During seven years as a guerrilla hostage Colombian politician Sigifredo Lopez endured forced marches, abusive guards, and the constant threat of execution. He was freed in 2009, but his nightmare continues. Lopez has been arrested for allegedly helping Marxist guerrillas plan his own kidnapping, an operation that led to the deaths of 11 Colombian lawmakers.
Back in 2002, guerrillas of the Revolutionary Armed Forces of Colombia, or FARC, kidnapped Lopez and the other lawmakers in the southern city of Cali. The FARC wanted to swap them for jailed guerrillas, but the Colombian government refused, so the hostages languished in the jungle.
In a 2007 FARC video, Lopez read a letter to his wife to prove he was alive. Soon afterwards, the FARC executed 11 of the 12 hostages; the rebels panicked when they thought the Colombian army was launching a rescue operation.
Lopez was the only survivor. He said he was being punished for bad behavior and was in another part of the camp during the massacre. Two years later, the FARC released him.
At his homecoming, covered by Colombian TV, his wife and sons were so excited they nearly knocked Lopez to the ground in a group embrace. But now, government prosecutors claim Lopez helped pull off the mass kidnapping. Their main evidence is a 2002 rebel video.
In the video, a man provides the rebels details of the layout and security of the legislative building in Cali shortly before the guerrilla raid. The man’s face is partially obscured, but prosecutors claim it is Lopez.
Carlos Orozco, who was elected to replace his brother — one of the 11 lawmakers killed by the FARC, told me that he is not sure whether Lopez is innocent or guilty.
“The raid was very well planned,” Orozco said. “There had to have been lawmakers, or people close to them, who gave information to the guerrillas.”
Lopez has also come under suspicion because he once served as town mayor in a rebel stronghold where politicians were forced to collaborate with the guerrillas. In addition, he emerged from captivity looking better fed than other newly freed hostages.
Prosecutors say Lopez may have helped the FARC in exchange for money and that he may have been double-crossed by the guerrillas, which would explain his seven years in captivity.
But other factors cast doubt on his colluding with the FARC.
Olga Lucia Gomez, head of the Free Country Foundation, which counsels relatives of hostages, said it defies logic that Lopez would take part in a crime that would confine him to a jungle prison for so long.
“To think that someone would kidnap himself, and then to make the crime look real, stay separated from his family for seven years, I just can’t get my head around that,” she said.

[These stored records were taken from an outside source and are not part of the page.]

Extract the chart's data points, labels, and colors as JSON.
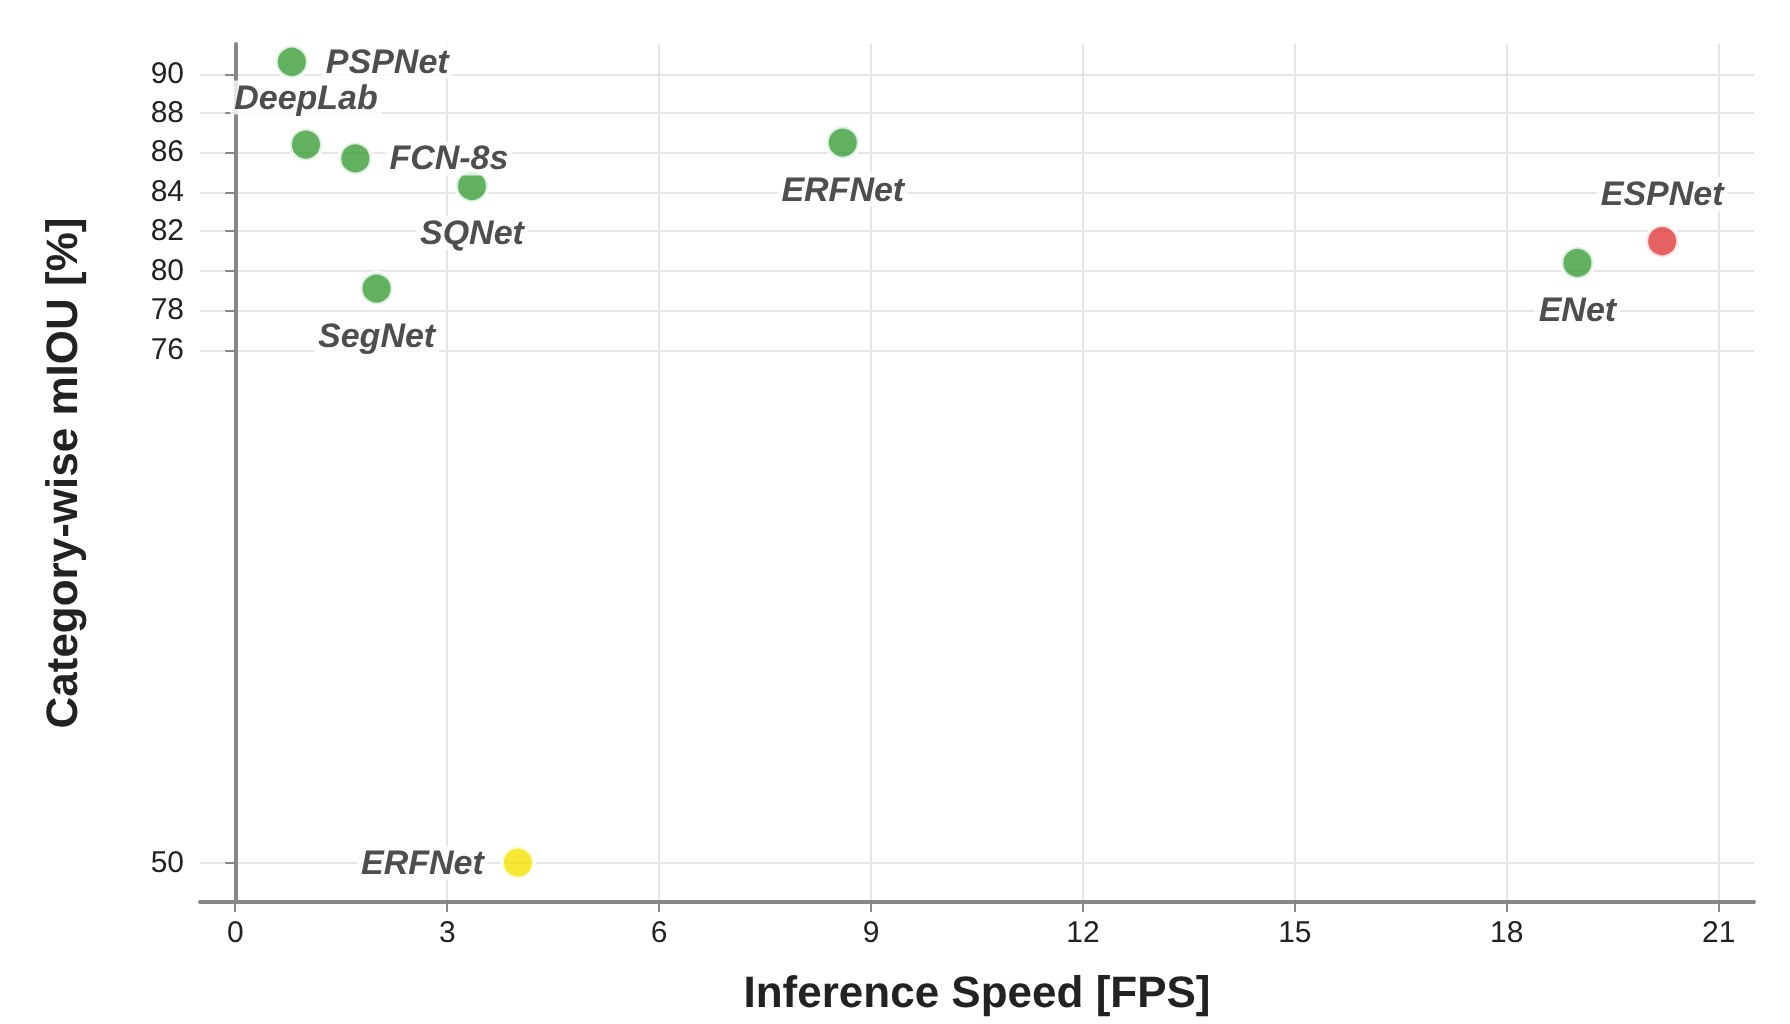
{
  "chart_data": {
    "type": "scatter",
    "xlabel": "Inference Speed [FPS]",
    "ylabel": "Category-wise mIOU [%]",
    "x": [
      0.8,
      1.0,
      1.7,
      3.35,
      2.0,
      8.6,
      19.0,
      20.2,
      4.0
    ],
    "values": [
      90.6,
      86.4,
      85.7,
      84.3,
      79.1,
      86.5,
      80.4,
      81.5,
      50
    ],
    "value_labels": [
      "PSPNet",
      "DeepLab",
      "FCN-8s",
      "SQNet",
      "SegNet",
      "ERFNet",
      "ENet",
      "ESPNet",
      "ERFNet"
    ],
    "colors": [
      "#3a9e3a",
      "#3a9e3a",
      "#3a9e3a",
      "#3a9e3a",
      "#3a9e3a",
      "#3a9e3a",
      "#3a9e3a",
      "#e03a3a",
      "#f5e400"
    ],
    "xlim": [
      -0.5,
      21.5
    ],
    "xticks": [
      0,
      3,
      6,
      9,
      12,
      15,
      18,
      21
    ],
    "ylim": [
      48,
      91.5
    ],
    "yticks": [
      50,
      76,
      78,
      80,
      82,
      84,
      86,
      88,
      90
    ],
    "grid": true,
    "marker": "circle"
  }
}
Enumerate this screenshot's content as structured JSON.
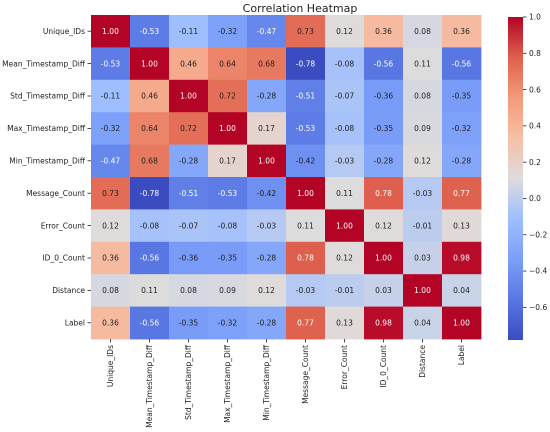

A voice test conducted by the FBI at Lopez’s request showed that his voice does not match the voice on the FARC videotape. What’s more, intercepted guerrilla e-mails refer to Lopez as just another hostage rather than a FARC collaborator.
Speaking to reporters from a Bogota detention center, Lopez predicted he would be exonerated. But he worries his reputation has been damaged beyond repair.
Lopez’s lawyers claim ambitious government prosecutors pounced on the Lopez case to make a name for themselves. Colombia’s Attorney General recently acknowledged that the case could fall apart.
Fabiola Perdomo, who’s the widow of FARC victim Juan Carlos Narvaez, said she dreams about her husband all the time. For Perdomo, the liberation of Lopez was bittersweet. She is envious that Lopez survived while her husband did not, but Lopez provided something precious by telling her daughter about the last five years of her father’s life.
Perdomo is convinced that Lopez is innocent. She wonders whether her husband, had he survived, might have found himself in the same legal limbo.
“It’s scary and painful to see how fast a victim can be recast as a perpetrator,” Perdomo said.